The red worm, also known as the bloodworm, has metallic teeth that have long occupied science. However, a study was published in the scientific journal Theme Finally shed light on the main reasons behind this peculiar feature of this animal of the genus Glycera.
Basically, this venomous ferocious worm has four compound copper teeth, which are used for biting prey and fighting competitors. The jaws of the bloodworm are 10% copper crystals and are so hard that one set lasts about five years (which is very little for the age of the species).
The teeth can act as an auxiliary factor, increasing the speed of the poison’s effect on the victim. According to a recent article developed by researchers at the University of California, the secret behind these mineral canines is a protein composed primarily of glycine (an amino acid with antioxidant and immune-modifying properties) and histidine (also an amino acid, with participation in glucogenic and in protein structure).
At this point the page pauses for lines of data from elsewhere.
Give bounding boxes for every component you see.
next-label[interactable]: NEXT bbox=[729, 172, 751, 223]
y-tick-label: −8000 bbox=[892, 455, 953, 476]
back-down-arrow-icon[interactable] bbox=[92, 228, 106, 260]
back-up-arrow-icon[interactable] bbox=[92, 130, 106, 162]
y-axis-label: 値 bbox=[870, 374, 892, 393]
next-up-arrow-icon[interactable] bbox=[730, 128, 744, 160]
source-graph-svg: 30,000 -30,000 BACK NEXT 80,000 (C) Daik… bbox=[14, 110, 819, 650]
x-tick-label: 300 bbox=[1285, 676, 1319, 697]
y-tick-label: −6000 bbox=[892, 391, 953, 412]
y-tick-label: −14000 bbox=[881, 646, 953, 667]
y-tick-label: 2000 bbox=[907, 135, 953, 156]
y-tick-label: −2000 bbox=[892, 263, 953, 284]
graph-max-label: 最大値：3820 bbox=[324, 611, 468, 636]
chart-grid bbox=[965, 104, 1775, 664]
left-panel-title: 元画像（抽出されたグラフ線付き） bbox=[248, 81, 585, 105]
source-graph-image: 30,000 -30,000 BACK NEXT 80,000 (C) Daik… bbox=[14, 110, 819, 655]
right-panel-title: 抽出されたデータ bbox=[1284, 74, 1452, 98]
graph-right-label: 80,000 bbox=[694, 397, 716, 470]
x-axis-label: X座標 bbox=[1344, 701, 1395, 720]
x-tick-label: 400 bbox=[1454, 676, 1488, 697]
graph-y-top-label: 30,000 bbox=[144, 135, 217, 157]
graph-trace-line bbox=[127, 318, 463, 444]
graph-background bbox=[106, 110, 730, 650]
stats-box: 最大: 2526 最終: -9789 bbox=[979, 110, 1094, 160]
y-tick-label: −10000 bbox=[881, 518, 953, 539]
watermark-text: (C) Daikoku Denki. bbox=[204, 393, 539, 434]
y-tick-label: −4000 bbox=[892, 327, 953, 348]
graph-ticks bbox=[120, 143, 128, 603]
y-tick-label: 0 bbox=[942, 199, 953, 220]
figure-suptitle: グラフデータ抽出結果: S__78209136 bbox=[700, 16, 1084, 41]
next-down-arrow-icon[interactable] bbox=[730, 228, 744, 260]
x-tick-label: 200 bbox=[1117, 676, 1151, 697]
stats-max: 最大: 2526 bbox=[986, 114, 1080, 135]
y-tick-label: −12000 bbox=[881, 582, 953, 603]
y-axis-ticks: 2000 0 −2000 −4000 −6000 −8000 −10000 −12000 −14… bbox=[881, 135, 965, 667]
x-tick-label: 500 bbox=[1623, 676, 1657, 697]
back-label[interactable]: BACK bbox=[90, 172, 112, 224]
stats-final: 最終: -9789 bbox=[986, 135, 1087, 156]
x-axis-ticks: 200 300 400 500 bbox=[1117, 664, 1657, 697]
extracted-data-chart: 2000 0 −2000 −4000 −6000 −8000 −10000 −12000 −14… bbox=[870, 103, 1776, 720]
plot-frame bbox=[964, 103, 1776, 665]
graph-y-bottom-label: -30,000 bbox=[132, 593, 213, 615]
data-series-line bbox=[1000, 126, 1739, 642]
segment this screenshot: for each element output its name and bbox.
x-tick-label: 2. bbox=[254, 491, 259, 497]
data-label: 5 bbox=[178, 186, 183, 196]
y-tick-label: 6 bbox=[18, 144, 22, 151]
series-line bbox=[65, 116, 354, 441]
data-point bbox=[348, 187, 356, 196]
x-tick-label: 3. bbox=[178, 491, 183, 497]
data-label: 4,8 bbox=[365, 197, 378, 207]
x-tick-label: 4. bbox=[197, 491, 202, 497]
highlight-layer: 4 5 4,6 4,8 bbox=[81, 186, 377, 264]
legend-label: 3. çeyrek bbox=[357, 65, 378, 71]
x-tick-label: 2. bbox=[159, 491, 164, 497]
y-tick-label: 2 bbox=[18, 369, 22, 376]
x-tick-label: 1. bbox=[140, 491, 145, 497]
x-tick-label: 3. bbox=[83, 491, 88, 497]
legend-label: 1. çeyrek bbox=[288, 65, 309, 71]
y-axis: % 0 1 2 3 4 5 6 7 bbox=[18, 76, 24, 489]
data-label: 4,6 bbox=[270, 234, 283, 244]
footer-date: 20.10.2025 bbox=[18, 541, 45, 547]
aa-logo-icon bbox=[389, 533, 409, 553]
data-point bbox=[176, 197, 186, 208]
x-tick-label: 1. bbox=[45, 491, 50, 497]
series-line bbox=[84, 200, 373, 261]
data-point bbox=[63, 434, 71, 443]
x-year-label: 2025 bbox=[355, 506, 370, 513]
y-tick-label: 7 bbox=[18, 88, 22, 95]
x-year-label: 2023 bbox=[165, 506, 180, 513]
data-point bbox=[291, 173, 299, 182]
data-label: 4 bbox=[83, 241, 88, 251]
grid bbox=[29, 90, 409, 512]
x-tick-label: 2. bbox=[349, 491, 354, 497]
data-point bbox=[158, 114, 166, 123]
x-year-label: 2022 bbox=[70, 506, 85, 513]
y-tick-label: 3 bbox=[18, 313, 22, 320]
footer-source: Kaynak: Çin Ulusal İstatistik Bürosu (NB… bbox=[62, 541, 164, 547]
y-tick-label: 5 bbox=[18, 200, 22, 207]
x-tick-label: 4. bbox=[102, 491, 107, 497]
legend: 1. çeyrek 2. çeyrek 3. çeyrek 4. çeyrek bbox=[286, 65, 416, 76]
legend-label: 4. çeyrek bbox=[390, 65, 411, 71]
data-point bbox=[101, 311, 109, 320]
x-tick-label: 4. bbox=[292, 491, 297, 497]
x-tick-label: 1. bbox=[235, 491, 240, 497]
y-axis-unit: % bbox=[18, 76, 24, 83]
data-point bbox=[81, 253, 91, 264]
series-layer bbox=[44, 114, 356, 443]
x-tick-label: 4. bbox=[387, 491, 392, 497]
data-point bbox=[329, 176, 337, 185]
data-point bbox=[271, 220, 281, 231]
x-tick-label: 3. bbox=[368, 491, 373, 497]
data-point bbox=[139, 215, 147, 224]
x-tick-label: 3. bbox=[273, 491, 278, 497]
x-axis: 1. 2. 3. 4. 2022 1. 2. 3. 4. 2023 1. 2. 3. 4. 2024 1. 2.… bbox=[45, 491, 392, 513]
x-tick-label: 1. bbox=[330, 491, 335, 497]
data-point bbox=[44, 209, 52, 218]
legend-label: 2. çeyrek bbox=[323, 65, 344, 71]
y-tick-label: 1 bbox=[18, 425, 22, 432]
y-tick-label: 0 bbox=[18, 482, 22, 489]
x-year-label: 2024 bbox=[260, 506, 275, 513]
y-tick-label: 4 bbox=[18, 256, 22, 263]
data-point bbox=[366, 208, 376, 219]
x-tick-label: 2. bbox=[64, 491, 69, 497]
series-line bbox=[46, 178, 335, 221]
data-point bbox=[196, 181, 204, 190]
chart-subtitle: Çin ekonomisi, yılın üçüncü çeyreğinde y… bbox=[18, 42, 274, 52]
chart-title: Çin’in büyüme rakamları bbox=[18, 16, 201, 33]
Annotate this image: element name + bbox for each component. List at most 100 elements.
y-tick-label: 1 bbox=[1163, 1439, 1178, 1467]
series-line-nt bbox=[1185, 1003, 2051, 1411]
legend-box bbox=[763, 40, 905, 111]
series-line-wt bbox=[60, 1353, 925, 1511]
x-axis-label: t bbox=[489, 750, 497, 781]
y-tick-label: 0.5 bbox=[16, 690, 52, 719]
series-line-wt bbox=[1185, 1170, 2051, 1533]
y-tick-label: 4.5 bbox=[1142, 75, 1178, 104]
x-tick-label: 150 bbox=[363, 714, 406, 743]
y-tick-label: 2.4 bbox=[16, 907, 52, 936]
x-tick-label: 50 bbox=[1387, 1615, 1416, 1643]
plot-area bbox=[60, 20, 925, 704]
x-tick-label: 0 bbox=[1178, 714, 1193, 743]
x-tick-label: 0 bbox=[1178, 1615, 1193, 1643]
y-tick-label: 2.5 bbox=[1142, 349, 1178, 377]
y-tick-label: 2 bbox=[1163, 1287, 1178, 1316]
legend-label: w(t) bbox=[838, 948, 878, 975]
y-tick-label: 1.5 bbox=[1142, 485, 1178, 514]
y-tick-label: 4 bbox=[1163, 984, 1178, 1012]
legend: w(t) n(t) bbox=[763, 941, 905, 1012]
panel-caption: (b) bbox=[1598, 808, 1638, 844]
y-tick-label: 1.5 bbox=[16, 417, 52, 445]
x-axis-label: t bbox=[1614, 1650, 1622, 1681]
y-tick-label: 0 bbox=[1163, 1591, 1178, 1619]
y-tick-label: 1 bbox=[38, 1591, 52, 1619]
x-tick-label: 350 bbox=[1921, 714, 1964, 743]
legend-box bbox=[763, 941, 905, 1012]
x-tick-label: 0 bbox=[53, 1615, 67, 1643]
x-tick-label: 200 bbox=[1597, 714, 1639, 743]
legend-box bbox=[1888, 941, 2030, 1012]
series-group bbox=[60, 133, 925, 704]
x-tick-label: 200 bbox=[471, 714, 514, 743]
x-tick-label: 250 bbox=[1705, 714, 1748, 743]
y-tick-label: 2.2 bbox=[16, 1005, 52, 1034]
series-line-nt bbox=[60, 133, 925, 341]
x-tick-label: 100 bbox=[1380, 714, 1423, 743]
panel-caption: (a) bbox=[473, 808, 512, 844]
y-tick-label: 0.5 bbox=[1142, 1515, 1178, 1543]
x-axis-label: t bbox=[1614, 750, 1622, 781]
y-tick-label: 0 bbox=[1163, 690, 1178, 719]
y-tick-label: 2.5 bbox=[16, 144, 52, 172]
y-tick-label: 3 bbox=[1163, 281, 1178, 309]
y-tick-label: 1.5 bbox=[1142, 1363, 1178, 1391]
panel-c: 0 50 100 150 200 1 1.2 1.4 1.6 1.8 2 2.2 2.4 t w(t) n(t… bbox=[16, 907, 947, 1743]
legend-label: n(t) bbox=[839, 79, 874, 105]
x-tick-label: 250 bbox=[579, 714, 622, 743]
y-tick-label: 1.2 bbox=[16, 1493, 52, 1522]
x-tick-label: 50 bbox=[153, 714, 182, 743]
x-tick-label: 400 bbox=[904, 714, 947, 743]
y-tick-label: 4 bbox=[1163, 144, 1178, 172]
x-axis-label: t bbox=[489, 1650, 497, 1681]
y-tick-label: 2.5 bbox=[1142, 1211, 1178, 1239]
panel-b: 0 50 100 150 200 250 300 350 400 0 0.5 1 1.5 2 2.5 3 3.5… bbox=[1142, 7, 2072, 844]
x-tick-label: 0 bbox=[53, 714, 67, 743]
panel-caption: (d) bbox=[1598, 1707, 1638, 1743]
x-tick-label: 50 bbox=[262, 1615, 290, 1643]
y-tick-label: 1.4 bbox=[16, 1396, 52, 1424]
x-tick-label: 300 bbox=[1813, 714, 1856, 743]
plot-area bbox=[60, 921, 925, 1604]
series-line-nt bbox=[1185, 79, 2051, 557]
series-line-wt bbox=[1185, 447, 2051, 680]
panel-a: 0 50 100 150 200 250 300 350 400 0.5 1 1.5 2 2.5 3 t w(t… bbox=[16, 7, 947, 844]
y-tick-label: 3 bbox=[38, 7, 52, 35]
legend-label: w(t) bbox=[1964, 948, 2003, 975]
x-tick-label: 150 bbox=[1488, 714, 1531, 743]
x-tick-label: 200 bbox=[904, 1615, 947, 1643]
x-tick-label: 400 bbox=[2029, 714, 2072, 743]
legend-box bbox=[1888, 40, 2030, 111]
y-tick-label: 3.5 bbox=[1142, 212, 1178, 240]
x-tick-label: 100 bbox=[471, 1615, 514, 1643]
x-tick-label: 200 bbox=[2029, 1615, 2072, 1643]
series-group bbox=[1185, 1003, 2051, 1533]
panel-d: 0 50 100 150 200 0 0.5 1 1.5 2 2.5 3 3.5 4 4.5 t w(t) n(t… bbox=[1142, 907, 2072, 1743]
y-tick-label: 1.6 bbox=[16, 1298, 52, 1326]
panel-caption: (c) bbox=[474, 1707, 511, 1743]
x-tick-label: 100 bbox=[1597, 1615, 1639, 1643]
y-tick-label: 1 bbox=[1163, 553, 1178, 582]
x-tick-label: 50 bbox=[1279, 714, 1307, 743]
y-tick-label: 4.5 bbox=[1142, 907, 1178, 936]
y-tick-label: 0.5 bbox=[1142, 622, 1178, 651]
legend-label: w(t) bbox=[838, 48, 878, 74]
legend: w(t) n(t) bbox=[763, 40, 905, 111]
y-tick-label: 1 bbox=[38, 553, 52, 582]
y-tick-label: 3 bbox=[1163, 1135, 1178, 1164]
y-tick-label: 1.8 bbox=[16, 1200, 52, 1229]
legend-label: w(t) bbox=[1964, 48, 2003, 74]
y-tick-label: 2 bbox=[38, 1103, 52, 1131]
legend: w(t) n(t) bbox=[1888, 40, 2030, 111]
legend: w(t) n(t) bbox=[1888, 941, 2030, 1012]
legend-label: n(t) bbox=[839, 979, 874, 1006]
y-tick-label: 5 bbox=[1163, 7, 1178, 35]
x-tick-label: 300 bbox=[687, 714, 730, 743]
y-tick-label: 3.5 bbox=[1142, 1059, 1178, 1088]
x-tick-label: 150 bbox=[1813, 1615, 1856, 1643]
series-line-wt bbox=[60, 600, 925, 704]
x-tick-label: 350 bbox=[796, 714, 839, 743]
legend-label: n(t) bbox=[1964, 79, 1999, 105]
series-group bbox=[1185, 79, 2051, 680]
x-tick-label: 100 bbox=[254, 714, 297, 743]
The red caterpillar begins with a protein precursor, which collects the copper to concentrate it in a viscous liquid. The copper protein is then used to catalyze the conversion of the amino acid derivative into melanin, a polymer that gives jaw the mechanical properties reminiscent of metals. Through this process, the worm is able to easily manufacture a substance that, if created in a laboratory, would rely on a complex process that involves many different devices, solvents, and temperatures.
“Bloodworms are very bad because they are moody and can be easily provoked. They concluded that when they encounter another worm, they usually fight it off using their brass jaws as weapons.”